Family Services Gets Diversity Training

AP, Apr. 29

CHEYENNE, Wyo. — Department of Family Services employees are getting training to help them better understand people of different nationalities and circumstances.

“We wanted something that would help our people think about the people we serve and what their life is like,” Director Rodger McDaniel said. “We need to be aware of how our feelings impact the way we deliver our services.”

McDaniel said the program is part of the agency’s shift of focus away from the needs of one child in a family and more on the family as a whole.

“If a child comes into our system, it is not good practice to focus on the needs of that child without focusing on the family dynamics,” he said.

The training, “Undoing Racism,” is conducted by The People’s Institute and results from the department’s partnership with Casey Family Programs.

“In Wyoming, there’s sort a sort of a sense that we don’t have a lot of racial diversity here, so it’s not a problem,” McDaniel said. “That’s not true when you look at the data.

“Considerably higher numbers of children of color fail to complete high school than Caucasian children. A disproportionate number of children of color are in out-of-home care. We need to understand why that’s happening.”

Brenden McKinney, director of Casey Family Programs here, said children are removed from black and American Indian homes at a rate four to five times higher than for white families.

Also, white children tend to remain in the state welfare system longer than minorities.

Our Anti-Racism Principles

The People’s Institute

Our Experience has shown us that organizing skills alone are not sufficient to build the kinds of coalitions necessary for a broad-based movement for social change. The People’s Institute is committed to teaching organizing skills only in the context of the following principles:

Undoing Racism

Racism is the single most critical barrier to building effective coalitions for social change. Racism has been consciously and systematically erected, and it can be undone only if people understand what it is, where it comes from, how it functions, and why it is perpetuated.

Learning from History

History is our guide to the future and a tool for effective organizing. If we fail to learn from history, we are condemned to repeat it.

Sharing Culture

Culture is the life support system of a community. If a community’s culture is respected and nurtured, the community’s power will grow.

Internal Dynamics of Leadership Development

Grassroots leadership needs to be developed intentionally and systematically within local communities.

Accountability

Accountability to the community is the key to organizing effectively and with integrity.

Networking

The growth of an effective broad-based movement for social change requires networking or “building a net that works”. As the movement develops a strong net, people are less likely to fall through.

Internalized Racial Oppression

Accepting and acting out the definition of self, given you by your oppressor, rooted in a race construct that had designated your race as the inferior race, or one of many inferior races. It is a multi generational disempowerment process manifested in many forms.
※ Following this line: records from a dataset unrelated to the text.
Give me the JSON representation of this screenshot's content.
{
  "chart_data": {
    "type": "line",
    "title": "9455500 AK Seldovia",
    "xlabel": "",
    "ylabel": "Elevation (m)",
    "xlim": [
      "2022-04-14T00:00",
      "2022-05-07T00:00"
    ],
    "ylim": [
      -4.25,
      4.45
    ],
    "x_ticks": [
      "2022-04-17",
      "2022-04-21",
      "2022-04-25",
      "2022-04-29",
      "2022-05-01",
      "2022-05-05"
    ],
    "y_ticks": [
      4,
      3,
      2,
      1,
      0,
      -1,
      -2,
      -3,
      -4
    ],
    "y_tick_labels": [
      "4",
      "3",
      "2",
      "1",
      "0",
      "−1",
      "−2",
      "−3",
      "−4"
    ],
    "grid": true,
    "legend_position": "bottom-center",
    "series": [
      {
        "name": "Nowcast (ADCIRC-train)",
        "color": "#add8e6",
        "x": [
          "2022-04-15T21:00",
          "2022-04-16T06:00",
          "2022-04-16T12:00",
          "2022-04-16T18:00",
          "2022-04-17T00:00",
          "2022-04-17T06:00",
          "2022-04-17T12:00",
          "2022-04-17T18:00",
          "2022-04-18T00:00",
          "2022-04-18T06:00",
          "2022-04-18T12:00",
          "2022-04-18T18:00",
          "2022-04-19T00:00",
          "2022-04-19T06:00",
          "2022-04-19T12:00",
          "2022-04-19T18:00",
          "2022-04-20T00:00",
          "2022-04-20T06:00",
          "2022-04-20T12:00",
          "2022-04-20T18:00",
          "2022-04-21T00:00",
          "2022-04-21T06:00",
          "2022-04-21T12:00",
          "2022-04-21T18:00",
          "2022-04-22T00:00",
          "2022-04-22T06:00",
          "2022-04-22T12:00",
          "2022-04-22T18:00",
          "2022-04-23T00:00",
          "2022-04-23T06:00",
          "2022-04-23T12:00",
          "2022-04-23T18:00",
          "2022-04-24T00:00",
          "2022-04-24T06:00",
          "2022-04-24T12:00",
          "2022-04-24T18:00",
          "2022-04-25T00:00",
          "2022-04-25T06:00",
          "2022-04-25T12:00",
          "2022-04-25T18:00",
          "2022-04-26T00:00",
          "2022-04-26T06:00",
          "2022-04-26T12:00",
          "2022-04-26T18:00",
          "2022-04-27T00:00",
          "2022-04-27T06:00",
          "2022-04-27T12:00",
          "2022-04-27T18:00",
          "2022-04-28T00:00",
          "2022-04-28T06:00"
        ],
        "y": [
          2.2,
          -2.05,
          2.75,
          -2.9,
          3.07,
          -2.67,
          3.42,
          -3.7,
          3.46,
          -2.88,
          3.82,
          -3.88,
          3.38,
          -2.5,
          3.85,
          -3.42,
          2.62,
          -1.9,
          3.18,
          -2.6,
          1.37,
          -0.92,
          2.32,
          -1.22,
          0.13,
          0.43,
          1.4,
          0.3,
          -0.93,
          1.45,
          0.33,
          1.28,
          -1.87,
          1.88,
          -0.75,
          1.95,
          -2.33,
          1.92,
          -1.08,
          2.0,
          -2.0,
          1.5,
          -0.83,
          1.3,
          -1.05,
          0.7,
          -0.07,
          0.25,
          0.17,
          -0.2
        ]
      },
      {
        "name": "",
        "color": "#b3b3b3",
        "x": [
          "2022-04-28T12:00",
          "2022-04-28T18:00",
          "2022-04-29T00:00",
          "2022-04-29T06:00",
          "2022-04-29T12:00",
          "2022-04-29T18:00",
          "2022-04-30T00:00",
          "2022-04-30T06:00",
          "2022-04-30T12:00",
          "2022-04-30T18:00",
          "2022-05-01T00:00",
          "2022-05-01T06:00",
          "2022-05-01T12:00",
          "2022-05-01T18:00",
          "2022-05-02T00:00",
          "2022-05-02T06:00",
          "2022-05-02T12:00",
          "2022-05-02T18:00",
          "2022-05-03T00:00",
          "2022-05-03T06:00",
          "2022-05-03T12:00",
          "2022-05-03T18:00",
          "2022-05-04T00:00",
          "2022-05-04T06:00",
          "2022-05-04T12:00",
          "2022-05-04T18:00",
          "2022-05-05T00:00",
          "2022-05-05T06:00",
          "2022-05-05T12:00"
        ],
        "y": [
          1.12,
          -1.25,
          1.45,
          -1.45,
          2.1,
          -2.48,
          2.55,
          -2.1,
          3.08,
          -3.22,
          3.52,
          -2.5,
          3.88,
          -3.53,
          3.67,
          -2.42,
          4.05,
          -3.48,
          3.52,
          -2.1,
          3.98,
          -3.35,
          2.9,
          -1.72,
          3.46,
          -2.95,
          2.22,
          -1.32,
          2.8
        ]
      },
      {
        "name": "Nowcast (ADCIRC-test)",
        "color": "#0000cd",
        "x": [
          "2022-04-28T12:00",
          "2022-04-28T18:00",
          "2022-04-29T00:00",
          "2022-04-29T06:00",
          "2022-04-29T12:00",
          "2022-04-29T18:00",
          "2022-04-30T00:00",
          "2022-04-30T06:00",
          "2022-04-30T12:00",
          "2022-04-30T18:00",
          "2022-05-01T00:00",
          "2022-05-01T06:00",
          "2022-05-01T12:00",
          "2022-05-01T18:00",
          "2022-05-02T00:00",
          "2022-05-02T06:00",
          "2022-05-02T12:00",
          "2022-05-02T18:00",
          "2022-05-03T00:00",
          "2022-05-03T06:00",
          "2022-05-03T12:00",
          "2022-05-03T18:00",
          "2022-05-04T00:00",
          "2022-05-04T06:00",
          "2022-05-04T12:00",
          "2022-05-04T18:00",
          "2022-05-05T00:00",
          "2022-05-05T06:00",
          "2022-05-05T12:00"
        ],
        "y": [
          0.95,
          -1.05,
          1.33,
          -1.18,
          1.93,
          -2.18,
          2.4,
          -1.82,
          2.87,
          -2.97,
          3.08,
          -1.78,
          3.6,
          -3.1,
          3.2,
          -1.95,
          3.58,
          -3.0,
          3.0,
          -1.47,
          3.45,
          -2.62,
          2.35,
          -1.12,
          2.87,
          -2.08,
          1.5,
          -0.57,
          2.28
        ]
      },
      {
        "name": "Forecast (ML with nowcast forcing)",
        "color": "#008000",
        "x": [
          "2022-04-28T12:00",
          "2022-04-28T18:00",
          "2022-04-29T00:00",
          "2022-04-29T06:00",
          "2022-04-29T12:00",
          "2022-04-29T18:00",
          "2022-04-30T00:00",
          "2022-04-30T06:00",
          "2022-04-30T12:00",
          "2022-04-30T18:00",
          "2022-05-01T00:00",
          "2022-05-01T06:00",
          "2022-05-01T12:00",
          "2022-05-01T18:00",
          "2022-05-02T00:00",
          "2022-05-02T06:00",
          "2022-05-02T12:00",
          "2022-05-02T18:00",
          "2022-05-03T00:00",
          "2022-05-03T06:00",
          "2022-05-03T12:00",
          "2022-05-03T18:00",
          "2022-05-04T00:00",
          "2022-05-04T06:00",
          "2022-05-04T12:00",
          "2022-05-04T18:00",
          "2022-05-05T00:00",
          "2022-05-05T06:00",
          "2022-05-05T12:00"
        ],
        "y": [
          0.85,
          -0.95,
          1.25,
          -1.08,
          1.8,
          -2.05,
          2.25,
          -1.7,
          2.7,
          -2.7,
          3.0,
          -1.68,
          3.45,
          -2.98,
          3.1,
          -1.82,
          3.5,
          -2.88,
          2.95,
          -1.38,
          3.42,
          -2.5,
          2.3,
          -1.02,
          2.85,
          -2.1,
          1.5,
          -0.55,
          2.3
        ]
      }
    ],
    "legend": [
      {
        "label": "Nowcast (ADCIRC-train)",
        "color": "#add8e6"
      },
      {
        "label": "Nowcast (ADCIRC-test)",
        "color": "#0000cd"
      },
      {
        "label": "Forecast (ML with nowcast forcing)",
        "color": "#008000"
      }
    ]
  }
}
Internalized Racial Superiority

The accepting and acting out the definition of self, given you by your self, rooted in a race construct that designated your race as the superior race. It is a multi generational empowerment process that internalizes and often makes invisible to the designated superior race their white skin privilege.

Gatekeeping

Most of us who are organizers have come from the efforts that promoted “the down with the system” theory. Now many of us are the system. The position we hold is that of “gatekeeper” within institutions. The very nature of an institution is to have the position of gatekeeper to ensure that the institution perpetuates itself. When we understand our position as a gatekeeper from an anti-racist, anti-oppressive perspective and are in an accountable relationship with community, this position can serve as an important springboard from which institutional transformation can be generated.

Undoing Militarism

Militarism must be recognized as applied racism. It is the force that maintains the current imbalance of power.